Die Presseberichte über eine angebliche rüstungsexportkontrollpolitische Entscheidung des Bundessicherheitsrats zur Ausfuhr von 200 Panzern Leopard nach Saudi-Arabien sind hier bekannt. Beim Bundessicherheitsrat handelt es sich um einen Kabinettsausschuss, der unter Vorsitz der Bundeskanzlerin tagt. Ihm gehören die Bundesminister des Auswärtigen, der Finanzen, des Inneren, der Justiz, der Verteidigung, für Wirtschaft und Technologie sowie für wirtschaftliche Zusammenarbeit und Entwicklung an. Tagesordnung und Entscheidungen des Bundessicherheitsrats unterliegen der Geheimhaltung. Daher liegen hierzu auch keine näheren Erkenntnisse vor. Die Bundesregierung hat bereits gegenüber dem Bundestag erklärt, dass ihr ein entsprechender Ausfuhrantrag nicht vorliegt.
Darüber hinaus hat die Bundesregierung in allgemeiner Form zu Rüstungsexporten nach Saudi-Arabien Stellung genommen und dabei betont, dass sie über Rüstungsexporte im Einzelfall und im Lichte der jeweiligen Situation nach sorgfältiger Prüfung unter Einbeziehung außen- und sicherheitspolitischer Erwägungen entscheidet. Grundlage hierfür sind die "Politischen Grundsätze der Bundesregierung für den Export von Kriegswaffen und sonstigen Rüstungsgütern" aus dem Jahr 2000 und der "Gemeinsame Standpunkt 2008/944/GASP des Rates der Europäischen Union vom 8. Dezember 2008 betreffend gemeinsame Regeln für die Kontrolle der Ausfuhr von Militärtechnologie und Militärgütern". Nach diesen Grundsätzen kommt der Beachtung der Menschenrechte im Empfängerland eine besondere Bedeutung zu.

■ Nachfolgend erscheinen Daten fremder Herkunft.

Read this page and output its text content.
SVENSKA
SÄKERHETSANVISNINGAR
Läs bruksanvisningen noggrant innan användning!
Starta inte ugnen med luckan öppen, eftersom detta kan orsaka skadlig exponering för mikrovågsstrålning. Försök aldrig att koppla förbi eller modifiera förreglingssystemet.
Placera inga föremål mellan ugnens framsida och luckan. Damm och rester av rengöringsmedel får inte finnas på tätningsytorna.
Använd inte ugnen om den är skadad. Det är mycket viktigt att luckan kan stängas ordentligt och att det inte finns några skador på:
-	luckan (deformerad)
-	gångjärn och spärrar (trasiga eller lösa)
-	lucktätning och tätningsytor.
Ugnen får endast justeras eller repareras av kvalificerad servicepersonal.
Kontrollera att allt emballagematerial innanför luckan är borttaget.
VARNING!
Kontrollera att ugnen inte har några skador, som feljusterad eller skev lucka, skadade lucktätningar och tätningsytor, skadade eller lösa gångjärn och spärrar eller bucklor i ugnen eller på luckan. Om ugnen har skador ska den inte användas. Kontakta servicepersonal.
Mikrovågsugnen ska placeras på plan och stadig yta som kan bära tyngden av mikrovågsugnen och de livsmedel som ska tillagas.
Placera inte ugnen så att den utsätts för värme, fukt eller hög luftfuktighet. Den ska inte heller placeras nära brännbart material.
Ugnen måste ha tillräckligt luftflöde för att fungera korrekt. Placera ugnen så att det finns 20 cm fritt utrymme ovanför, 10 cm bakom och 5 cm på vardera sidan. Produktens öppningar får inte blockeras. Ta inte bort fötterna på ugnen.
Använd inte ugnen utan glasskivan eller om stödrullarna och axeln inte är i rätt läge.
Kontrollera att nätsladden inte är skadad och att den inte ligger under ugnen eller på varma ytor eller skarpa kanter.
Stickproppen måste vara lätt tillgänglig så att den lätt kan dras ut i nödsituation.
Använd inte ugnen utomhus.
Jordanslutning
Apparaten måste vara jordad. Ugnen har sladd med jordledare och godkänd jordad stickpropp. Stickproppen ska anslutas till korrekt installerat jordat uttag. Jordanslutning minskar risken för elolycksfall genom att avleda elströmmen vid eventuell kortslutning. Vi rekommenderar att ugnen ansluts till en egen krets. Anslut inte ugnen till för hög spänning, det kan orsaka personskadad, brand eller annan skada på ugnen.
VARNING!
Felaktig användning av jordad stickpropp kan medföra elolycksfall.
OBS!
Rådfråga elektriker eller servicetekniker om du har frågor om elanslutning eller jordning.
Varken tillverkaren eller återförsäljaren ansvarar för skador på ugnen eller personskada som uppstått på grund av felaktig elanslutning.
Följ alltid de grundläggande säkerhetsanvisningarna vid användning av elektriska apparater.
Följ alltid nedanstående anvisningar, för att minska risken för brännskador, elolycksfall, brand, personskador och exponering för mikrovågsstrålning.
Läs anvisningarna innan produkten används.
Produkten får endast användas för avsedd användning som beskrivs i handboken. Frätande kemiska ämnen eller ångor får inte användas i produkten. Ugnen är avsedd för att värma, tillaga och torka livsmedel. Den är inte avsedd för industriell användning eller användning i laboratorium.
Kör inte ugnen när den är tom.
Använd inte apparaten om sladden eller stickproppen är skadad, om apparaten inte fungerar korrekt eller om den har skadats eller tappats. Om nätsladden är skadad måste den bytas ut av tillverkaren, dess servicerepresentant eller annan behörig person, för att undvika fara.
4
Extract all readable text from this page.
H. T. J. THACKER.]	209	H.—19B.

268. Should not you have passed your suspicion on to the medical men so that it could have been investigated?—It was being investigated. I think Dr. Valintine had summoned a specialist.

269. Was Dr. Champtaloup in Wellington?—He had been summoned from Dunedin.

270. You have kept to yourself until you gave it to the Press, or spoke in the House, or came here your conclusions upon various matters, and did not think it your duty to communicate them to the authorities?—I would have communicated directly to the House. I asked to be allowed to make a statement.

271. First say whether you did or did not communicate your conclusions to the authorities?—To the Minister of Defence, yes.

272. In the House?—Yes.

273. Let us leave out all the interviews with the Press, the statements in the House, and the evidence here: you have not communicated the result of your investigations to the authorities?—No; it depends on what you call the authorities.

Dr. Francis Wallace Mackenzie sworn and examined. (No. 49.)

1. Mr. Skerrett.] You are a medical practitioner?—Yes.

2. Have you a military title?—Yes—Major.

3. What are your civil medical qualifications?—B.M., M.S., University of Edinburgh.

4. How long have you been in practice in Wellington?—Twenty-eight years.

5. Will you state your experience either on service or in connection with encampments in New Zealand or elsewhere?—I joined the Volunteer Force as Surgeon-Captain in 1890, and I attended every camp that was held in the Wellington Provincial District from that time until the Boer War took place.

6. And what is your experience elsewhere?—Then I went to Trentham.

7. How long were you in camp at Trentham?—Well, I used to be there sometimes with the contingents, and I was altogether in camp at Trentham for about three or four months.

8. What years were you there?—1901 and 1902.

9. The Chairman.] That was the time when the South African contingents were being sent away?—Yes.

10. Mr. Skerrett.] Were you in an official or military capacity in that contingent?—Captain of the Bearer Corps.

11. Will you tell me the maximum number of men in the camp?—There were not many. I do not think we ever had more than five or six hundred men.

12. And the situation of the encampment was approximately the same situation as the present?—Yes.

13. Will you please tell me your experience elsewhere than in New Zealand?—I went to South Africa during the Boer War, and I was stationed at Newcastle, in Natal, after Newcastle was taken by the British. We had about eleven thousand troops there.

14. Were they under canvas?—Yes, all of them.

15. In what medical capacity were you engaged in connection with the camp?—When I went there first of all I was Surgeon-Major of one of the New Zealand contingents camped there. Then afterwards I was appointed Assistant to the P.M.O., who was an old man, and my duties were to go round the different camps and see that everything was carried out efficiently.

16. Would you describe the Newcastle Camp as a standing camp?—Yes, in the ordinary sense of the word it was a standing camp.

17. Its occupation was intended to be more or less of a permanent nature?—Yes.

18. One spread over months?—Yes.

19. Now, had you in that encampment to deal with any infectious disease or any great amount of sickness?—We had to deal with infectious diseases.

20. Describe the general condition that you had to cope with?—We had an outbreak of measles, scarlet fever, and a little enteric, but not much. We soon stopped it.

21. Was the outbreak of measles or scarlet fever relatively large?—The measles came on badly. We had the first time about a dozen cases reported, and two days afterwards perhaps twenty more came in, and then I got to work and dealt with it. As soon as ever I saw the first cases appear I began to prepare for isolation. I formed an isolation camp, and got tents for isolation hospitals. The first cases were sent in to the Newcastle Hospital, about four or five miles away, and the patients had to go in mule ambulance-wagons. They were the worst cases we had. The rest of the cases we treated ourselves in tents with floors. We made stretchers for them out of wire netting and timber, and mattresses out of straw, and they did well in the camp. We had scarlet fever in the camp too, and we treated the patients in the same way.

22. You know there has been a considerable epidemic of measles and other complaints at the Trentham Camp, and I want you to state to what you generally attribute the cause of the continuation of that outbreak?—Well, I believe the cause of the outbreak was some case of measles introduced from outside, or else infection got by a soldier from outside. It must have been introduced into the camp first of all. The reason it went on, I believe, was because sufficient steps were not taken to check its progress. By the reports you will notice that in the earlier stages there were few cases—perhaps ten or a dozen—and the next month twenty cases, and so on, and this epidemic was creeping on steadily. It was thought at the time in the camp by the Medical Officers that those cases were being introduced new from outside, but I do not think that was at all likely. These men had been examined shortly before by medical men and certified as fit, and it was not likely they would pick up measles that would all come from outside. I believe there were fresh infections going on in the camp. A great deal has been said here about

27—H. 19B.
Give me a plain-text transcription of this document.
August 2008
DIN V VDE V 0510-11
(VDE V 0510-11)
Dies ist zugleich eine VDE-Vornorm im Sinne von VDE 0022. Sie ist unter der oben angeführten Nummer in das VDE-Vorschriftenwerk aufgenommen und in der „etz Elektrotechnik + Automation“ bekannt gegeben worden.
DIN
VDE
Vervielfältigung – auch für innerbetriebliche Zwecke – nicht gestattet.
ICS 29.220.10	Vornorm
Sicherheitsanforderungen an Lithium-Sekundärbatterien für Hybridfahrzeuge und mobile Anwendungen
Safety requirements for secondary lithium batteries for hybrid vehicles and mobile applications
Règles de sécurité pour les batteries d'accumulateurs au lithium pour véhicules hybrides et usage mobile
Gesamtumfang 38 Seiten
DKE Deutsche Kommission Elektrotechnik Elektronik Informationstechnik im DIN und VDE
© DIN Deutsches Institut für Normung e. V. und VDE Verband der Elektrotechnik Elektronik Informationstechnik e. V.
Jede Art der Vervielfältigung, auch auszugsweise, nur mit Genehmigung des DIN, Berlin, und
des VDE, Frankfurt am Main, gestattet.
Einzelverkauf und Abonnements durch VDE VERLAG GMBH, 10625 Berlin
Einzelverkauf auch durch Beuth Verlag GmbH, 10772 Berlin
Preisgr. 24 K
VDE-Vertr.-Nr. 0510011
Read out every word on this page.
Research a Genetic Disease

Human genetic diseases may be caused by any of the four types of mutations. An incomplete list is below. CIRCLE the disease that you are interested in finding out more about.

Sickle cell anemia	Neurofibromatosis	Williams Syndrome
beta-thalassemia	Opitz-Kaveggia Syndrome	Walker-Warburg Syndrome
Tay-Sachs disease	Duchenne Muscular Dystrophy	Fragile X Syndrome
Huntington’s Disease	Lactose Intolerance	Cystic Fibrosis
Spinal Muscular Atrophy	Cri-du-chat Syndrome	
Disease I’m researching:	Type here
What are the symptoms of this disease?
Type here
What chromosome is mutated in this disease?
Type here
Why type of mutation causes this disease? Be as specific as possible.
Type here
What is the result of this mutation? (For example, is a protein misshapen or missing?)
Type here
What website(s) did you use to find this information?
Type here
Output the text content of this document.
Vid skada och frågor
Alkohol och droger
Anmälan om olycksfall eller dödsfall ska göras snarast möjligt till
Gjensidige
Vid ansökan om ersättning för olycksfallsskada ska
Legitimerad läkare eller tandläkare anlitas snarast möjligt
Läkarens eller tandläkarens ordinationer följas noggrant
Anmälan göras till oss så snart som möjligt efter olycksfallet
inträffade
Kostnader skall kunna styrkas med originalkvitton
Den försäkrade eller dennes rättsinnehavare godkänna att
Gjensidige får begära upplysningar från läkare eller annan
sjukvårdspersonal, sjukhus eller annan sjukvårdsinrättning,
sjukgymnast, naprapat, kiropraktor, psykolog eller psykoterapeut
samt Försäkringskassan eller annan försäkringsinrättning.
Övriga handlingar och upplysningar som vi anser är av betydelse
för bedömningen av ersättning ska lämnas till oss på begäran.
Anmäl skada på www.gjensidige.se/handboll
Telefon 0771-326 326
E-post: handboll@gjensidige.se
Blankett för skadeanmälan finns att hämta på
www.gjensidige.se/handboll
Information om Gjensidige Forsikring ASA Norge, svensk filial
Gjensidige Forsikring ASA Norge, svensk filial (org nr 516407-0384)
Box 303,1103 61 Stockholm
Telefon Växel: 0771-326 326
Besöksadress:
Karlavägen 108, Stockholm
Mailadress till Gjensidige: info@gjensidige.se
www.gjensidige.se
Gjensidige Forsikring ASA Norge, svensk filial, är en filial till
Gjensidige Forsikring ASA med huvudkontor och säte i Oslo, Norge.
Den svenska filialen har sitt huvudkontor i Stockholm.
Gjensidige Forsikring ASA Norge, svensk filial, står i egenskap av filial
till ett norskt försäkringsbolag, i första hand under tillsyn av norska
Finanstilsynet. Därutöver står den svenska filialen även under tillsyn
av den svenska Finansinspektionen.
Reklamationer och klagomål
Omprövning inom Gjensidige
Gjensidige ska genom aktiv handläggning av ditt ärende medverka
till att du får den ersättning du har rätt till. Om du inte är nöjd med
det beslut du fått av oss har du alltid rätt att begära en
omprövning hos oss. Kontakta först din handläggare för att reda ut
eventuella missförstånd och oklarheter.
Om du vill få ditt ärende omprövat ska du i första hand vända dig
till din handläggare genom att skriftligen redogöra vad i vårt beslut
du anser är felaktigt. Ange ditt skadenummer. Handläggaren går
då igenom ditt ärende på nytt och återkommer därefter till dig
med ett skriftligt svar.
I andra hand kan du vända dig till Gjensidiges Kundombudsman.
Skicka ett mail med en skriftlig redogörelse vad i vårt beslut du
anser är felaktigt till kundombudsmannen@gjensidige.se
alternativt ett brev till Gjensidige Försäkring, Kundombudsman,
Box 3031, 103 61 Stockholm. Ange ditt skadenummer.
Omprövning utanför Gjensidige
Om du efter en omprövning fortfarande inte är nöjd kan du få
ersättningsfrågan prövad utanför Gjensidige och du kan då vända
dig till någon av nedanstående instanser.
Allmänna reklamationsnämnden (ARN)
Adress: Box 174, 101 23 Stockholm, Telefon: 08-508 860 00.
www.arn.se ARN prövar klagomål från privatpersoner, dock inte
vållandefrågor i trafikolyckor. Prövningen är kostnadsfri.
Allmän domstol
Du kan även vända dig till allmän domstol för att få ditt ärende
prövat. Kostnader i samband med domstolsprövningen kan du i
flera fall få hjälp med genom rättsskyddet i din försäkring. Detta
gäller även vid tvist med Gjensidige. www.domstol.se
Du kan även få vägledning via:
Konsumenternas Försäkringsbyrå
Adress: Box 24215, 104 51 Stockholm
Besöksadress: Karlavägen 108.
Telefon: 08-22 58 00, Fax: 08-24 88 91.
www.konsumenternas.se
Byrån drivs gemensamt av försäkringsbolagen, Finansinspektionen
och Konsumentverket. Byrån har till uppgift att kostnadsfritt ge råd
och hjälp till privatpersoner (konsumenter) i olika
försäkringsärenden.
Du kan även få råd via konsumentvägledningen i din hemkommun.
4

Saudi-Arabien ist ein stabilisierender Faktor in der Region und wichtiger Partner der Bundesrepublik Deutschland.
Im Rahmen ihrer bilateralen Beziehungen mit Saudi-Arabien setzt sich die Bundesregierung für die Einhaltung von demokratischen Werten und Menschenrechten ein. Die Bundesregierung und die EU thematisieren Menschenrechtsfragen in Saudi-Arabien regelmäßig gegenüber der saudischen Regierung. Die EU hat mit Saudi-Arabien bereits im März 2009 den Menschenrechtsdialog aufgenommen.
Um bei Exportanträgen die Konsequenzen der beantragten Ausfuhren für die Achtung der Menschenrechte durch das Endbestimmungsland bewerten zu können, beobachtet die Bundesregierung die Menschenrechtslage - auch in Saudi-Arabien - sehr sorgfältig.